To determine which month experienced the highest number of recoveries, we must go through a few important steps:

1. First, we extract the month from each date in the data. This will help us organize the data by month, making it easier to compare the number of recoveries across different time periods.
2. Next, we sum-up the number of recoveries for each month. By adding up the daily recovery numbers within each month, we were able to see the total number of recoveries that occurred during that month.
3. Finally, we compare the monthly totals to identify which month had the highest number of recoveries. This allows us to pinpoint the specific time period when the most people recovered, providing valuable insights into the recovery trends over time.

In [None]:
task4_df = df.withColumn("month", month(col("date"))) \
    .groupBy("month") \
    .agg(pyspark_sum("new_recovered").alias("total_recovered")) \
    .orderBy("total_recovered", ascending=False) \
    .first()

print(month_name[task4_df["month"]], task4_df, sep=", ")

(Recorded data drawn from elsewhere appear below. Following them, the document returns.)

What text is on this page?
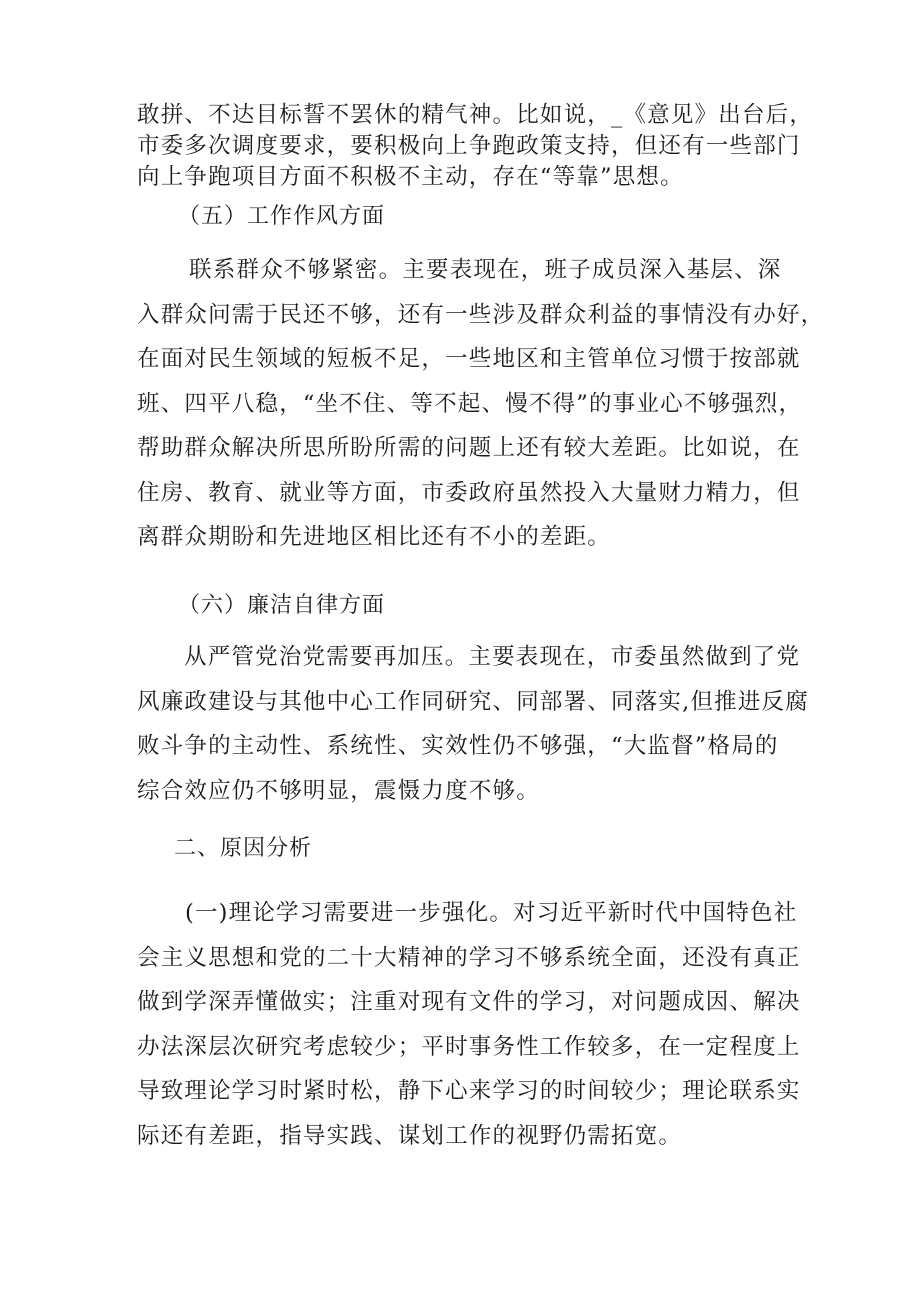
敢拼、不达目标誓不罢休的精气神。比如说，_《意见》出台后，
市委多次调度要求，要积极向上争跑政策支持，但还有一些部门
向上争跑项目方面不积极不主动，存在“等靠”思想。
（五）工作作风方面
联系群众不够紧密。主要表现在，班子成员深入基层、深
入群众问需于民还不够，还有一些涉及群众利益的事情没有办好，
在面对民生领域的短板不足，一些地区和主管单位习惯于按部就
班、四平八稳，“坐不住、等不起、慢不得”的事业心不够强烈，
帮助群众解决所思所盼所需的问题上还有较大差距。比如说，在
住房、教育、就业等方面，市委政府虽然投入大量财力精力，但
离群众期盼和先进地区相比还有不小的差距。
（六）廉洁自律方面
从严管党治党需要再加压。主要表现在，市委虽然做到了党
风廉政建设与其他中心工作同研究、同部署、同落实,但推进反腐
败斗争的主动性、系统性、实效性仍不够强，“大监督”格局的
综合效应仍不够明显，震慑力度不够。
二、原因分析
(一)理论学习需要进一步强化。对习近平新时代中国特色社
会主义思想和党的二十大精神的学习不够系统全面，还没有真正
做到学深弄懂做实；注重对现有文件的学习，对问题成因、解决
办法深层次研究考虑较少；平时事务性工作较多，在一定程度上
导致理论学习时紧时松，静下心来学习的时间较少；理论联系实
际还有差距，指导实践、谋划工作的视野仍需拓宽。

### Task-5: The Day with the Most Number of Cases

In [None]:
task5_df = df.groupBy("date") \
    .agg(pyspark_sum("total_confirmed_cases").alias("total_total_confirmed_cases")) \
    .orderBy("total_total_confirmed_cases", ascending=False) \
    .first()

print(task5_df["date"])

# End Notes

The `death` column contains only zero, why?